“The darkest hour,” so the saying goes, “is often before the dawn.”
Ontario’s York Region can testify to the truth of this observation.
Five summers ago this municipality was one of the regions severely hit by the infamous blackout that gripped southern Ontario and the upper regions of Great Lake-area States – leaving 50 million people in the dark and without power for hours – and in some cases, days. The infamous blackout was caused by a domino-effect power grid surge.
Instead of just lamenting its predicament, York Region found a way to turn it to its advantage.
York Region’s disaster recovery IT leader discusses his worst-case scenario.
The blackout provided the impetus for the Region’s foolproof business continuity plan. This program ensures – should a similar calamity occur – that critical systems can be up and running within 24 hours.
“If you [cannot] keep your infrastructure that supports your primary critical business going, you won’t be there tomorrow,” says Loretta Chandler, manager of emergency management for York Region.
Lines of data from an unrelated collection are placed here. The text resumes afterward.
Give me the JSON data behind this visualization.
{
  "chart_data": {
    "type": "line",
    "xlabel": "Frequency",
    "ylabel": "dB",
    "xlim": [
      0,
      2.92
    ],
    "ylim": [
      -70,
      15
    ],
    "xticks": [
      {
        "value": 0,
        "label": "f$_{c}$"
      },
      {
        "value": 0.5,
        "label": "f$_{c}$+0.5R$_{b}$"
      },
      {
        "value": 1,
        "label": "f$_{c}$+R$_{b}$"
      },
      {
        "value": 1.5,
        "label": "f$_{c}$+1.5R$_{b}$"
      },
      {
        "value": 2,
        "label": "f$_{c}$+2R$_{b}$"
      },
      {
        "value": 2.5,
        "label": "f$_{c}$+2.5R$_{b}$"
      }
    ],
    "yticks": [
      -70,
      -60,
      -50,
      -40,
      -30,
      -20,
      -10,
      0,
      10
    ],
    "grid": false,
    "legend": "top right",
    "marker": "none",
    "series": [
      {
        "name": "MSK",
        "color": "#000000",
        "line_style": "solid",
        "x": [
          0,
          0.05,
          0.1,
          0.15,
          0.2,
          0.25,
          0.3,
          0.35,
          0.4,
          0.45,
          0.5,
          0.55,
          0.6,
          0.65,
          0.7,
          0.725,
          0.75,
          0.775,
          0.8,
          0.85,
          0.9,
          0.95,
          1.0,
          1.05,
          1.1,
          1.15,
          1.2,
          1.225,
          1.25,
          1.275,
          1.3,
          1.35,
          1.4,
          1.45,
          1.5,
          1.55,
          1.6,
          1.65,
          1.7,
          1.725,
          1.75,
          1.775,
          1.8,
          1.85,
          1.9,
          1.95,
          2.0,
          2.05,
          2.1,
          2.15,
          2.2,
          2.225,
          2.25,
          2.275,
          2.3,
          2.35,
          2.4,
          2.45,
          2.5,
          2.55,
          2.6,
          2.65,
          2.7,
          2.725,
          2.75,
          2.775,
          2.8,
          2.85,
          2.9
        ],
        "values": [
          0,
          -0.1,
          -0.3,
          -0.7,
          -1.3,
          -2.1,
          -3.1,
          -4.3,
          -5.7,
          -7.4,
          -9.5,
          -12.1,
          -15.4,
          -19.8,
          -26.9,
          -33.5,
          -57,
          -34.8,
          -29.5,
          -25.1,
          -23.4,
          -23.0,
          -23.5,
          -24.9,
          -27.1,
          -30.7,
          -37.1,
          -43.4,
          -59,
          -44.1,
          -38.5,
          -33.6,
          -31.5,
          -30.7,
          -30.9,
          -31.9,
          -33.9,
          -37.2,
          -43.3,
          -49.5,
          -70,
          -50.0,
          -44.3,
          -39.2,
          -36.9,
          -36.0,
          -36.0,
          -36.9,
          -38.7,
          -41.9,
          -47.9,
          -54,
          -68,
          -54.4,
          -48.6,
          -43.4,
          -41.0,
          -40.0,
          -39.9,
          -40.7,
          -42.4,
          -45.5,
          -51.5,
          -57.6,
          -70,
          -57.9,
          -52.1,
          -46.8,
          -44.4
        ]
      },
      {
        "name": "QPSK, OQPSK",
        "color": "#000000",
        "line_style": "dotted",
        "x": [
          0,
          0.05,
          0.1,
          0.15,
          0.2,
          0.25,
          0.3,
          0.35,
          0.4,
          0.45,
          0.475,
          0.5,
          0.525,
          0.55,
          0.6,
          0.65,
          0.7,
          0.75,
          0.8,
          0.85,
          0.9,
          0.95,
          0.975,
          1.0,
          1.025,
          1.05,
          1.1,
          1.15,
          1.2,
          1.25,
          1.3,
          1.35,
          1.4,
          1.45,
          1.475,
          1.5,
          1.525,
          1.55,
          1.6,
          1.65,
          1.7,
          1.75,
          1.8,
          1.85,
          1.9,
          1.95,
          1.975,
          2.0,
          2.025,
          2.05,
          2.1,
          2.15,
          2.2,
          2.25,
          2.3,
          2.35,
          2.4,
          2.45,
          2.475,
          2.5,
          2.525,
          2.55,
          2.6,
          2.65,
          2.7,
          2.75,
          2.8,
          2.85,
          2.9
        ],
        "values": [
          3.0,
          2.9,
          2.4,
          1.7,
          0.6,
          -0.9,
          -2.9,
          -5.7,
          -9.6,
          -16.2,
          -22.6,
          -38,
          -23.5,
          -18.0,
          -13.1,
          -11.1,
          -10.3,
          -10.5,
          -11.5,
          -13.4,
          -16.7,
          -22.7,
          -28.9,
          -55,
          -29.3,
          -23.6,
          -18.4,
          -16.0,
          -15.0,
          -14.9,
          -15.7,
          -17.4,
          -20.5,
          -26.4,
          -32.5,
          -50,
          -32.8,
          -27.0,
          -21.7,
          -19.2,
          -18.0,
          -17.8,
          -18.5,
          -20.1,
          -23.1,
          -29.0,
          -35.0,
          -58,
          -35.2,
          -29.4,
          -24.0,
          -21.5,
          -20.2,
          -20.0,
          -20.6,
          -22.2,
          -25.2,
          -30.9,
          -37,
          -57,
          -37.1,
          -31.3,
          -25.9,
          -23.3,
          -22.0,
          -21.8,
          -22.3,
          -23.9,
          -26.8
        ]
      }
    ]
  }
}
That, she says, is not a risk a government can accept – not with the public expecting water to run when they turn on the taps, and 911 to respond when they pick up the phone.
Chandler shared her plan for business continuity with attendees at the World Conference on Disaster Management in Toronto on Tuesday.
“No one ever expected this could happen and be so widespread in Canada and the U.S.,” the York Region official said.
As a result of the blackout, regional councils and the provincial government threw new funding at emergency management programs.
York is bumping its disaster recovery program into a business continuity initiative and is by now halfway through that process, which is being accomplished in partnership with the region’s IT department.
Since Chandler assumed leadership of the department, the region has been in compliance with provincial standards. The Emergency Management and Civil Protection Act require all municipalities in Ontario to create a plan that includes specific staff positions and annual training of all staff.
To eliminate risk, the region called upon its IT department to create a system that would enable all critical systems to be recovered within 24 hours or less after a disaster.
This recovery deadline was to apply even in what the region described as the “worst-case scenario.”
“Our worst case scenario is if the head office is destroyed at 3:00 pm on a Tuesday and 30 per cent of the staff is lost. What do you do then?” asked Kurt Wintermeyer, the IT lead for disaster recovery planning in the region.
The plan is fundamentally simple: have a recovery location that key staff will respond to and start resuming critical government services.
That means not just having one backup location, but three alternates in total. Actions of a skeleton staff of 17 would be coordinated by a resumption team lead and three coordinators.
Outlined in the plan are all the resources needed to set-up a recovery office.
There are lists made up for both external parties – vendors and partners – and internal contacts such as key staff in various departments. There’s another list of all the applications that need to be recovered, and instructions on how to access them.
“Passwords to critical applications are kept off site in locked boxes,” Wintermeyer says. “You’ll need detailed maps to the location of those.”
To serve a population of nearly one million across six towns, the region runs 250 applications. Largely a Microsoft shop with more than 25 terabytes of regularly backed-up data, the IT department has identified that half of those applications are critical.
“We have to keep these systems up or else there’s big trouble,” Wintermeyer says.
All of this has been planned to be executed – not by IT support staff – but by the various department heads responsible for running services. The business continuity plan has been built assuming that no one will be able to receive IT support for at least 24 hours, Chandler says.
“It’s amazing the people that write plans and never confer with the people who are supplying the key dependencies,” the manager says. “People just expect to snap their fingers and IT will be there, just like electricity.”
It’s important to have a discussion with all people involved in a recovery plan, she adds. By making the resources known to an organization, staff will take more ownership of their plans in the case of a real disaster.
Transforming the business continuity plan from a remote theory to a daily part of the practice is a challenge, Wintermeyer says. To prepare staff to handle the technical systems when they absolutely need to, the region has trained and re-trained.
“It’s a continual battle to make sure that everyone knows what they’re doing,” the technician says.
Despite being halfway through the plan, Wintermeyer is confident his team is on track. They expect to return to the annual international conference in a year or two and collect an award for their work.
In the mean time, residents of York Region might feel a bit more confident that their lights will stay on.